Sementara orang India kelas menengah dapat menukar mata uang mereka di bank, orang miskin yang tidak berpendidikan sering harus bergantung pada pemberi pinjaman informal yang hanya akan menukar tagihan lama dengan yang baru dengan harga predator. Tanpa tabungan, dan dengan tingkat buta huruf yang tinggi, para pekerja ini memiliki sedikit kesempatan untuk bergabung Impian Modi tentang ekonomi digital tanpa uang.

Bikin santai aja

Beberapa berpendapat bahwa masyarakat tanpa uang akan membantu orang miskin dengan, misalnya, mengurangi kejahatan dan membuat praktik perburuhan lebih transparan.

Perserikatan Bangsa-Bangsa memimpin sebuah usaha lebih dari perusahaan keuangan 50, yayasan dan pemerintah, termasuk India, untuk mempercepat transisi dari pembayaran tunai ke digital yang khusus dilakukan untuk "mengurangi kemiskinan dan mendorong pertumbuhan inklusif."

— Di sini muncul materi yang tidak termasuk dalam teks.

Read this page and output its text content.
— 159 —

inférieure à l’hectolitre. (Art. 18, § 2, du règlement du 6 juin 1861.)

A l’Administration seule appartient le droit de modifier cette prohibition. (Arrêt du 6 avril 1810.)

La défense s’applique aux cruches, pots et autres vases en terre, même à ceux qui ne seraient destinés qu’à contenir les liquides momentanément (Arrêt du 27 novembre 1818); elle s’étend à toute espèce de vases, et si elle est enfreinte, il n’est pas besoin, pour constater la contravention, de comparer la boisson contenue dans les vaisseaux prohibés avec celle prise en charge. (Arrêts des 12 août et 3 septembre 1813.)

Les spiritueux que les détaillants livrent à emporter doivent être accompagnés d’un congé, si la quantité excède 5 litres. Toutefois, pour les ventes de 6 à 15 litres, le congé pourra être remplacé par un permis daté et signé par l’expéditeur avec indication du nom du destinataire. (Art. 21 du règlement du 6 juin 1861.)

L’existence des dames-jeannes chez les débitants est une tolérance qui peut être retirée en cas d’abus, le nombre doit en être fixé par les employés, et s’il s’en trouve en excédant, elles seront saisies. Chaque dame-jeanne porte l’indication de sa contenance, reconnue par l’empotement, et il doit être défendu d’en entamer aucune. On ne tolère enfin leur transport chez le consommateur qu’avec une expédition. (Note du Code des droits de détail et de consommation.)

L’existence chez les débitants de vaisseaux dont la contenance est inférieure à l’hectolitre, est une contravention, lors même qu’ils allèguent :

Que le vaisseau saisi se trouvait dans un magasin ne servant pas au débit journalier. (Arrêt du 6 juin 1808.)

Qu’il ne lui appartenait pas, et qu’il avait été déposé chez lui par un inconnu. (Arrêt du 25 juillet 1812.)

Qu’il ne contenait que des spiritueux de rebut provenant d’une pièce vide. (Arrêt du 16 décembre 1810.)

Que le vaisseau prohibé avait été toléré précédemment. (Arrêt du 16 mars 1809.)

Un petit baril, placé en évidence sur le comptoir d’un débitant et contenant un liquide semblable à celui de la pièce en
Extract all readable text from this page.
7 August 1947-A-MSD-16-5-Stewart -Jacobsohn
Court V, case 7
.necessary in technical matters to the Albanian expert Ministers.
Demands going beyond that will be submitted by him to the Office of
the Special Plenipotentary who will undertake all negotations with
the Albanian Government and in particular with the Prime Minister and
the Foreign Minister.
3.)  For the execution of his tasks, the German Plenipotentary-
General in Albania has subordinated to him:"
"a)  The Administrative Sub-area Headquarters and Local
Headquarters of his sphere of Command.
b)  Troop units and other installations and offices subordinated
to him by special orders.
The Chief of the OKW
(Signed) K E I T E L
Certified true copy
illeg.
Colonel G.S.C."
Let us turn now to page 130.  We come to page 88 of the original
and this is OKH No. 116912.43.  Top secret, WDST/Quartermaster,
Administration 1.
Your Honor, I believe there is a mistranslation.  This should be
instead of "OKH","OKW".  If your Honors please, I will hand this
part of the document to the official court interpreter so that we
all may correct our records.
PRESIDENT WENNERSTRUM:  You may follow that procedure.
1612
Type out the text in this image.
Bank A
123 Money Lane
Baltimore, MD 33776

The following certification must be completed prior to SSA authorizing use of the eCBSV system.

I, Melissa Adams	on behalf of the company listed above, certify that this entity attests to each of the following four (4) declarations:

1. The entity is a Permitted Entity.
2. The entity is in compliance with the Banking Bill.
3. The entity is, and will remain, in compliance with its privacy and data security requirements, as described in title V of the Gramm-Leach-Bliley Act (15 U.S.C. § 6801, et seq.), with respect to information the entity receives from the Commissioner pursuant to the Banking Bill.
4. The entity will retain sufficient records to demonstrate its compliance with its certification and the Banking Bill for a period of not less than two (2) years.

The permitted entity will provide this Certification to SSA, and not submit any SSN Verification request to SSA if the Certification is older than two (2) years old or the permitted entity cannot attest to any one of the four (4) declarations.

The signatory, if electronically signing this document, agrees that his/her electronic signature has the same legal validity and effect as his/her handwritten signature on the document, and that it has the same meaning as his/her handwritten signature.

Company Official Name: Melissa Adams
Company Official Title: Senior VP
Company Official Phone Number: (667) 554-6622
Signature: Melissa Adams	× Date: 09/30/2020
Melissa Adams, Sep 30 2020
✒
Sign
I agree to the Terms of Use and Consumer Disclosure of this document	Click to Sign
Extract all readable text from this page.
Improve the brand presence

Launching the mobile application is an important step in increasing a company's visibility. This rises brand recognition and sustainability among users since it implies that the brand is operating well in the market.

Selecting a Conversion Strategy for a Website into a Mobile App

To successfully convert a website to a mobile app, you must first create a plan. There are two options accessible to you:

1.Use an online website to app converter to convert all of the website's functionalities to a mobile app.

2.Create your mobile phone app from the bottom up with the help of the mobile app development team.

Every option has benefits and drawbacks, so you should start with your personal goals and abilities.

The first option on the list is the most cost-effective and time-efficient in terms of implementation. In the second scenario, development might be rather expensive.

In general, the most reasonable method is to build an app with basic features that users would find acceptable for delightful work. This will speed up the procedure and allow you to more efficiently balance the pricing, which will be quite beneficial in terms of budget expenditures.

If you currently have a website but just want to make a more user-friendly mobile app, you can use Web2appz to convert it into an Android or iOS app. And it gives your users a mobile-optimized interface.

Ada beberapa kebenaran untuk ini, dan sementara pertukaran tunai dapat memfasilitasi saling peduli dan bertanggung jawab, kerugian terhadap hubungan patron yang saya jelaskan di atas adalah bahwa uang dapat memfasilitasi praktik eksploitatif atau predator karena berapa banyak pemberi pinjaman dan atasan kontrol memiliki lebih dari satu pekerja. Jadi mungkin bijaksana untuk secara bertahap memindahkan beberapa bentuk pertukaran ke transaksi digital.

Tapi, jika masa depan seperti itu ada, masih jauh, setidaknya di India. Menurut sebuah studi 2014, hanya 10 persen orang India di atas 15 pernah melakukan pembayaran digital. Dan di negara-negara di mana sebagian besar transaksi sudah dilakukan secara digital, ada bukti bahwa ini tidak melayani orang miskin dengan baik.

PercakapanDengan ketidakberdayaan menjadi perbatasan ekonomi baru, dampak dari kebijakan yang dipimpin negara terhadap ekonomi yang bergantung pada uang harus dipertimbangkan secara serius sebelum diperkenalkan tanpa pandang bulu. Pekerjaan saya di India membuat saya percaya bahwa uang tunai memainkan peran penting dalam ekonomi modern kita, terutama di kalangan orang miskin, dan mereka yang mendesak masa depan tanpa uang tunai harus melakukannya dengan sangat hati-hati.

Tentang Penulis

Dana Kornberg, Ph.D. Calon Sosiologi, University of Michigan

Artikel ini awalnya diterbitkan pada Percakapan. Membaca Artikel asli.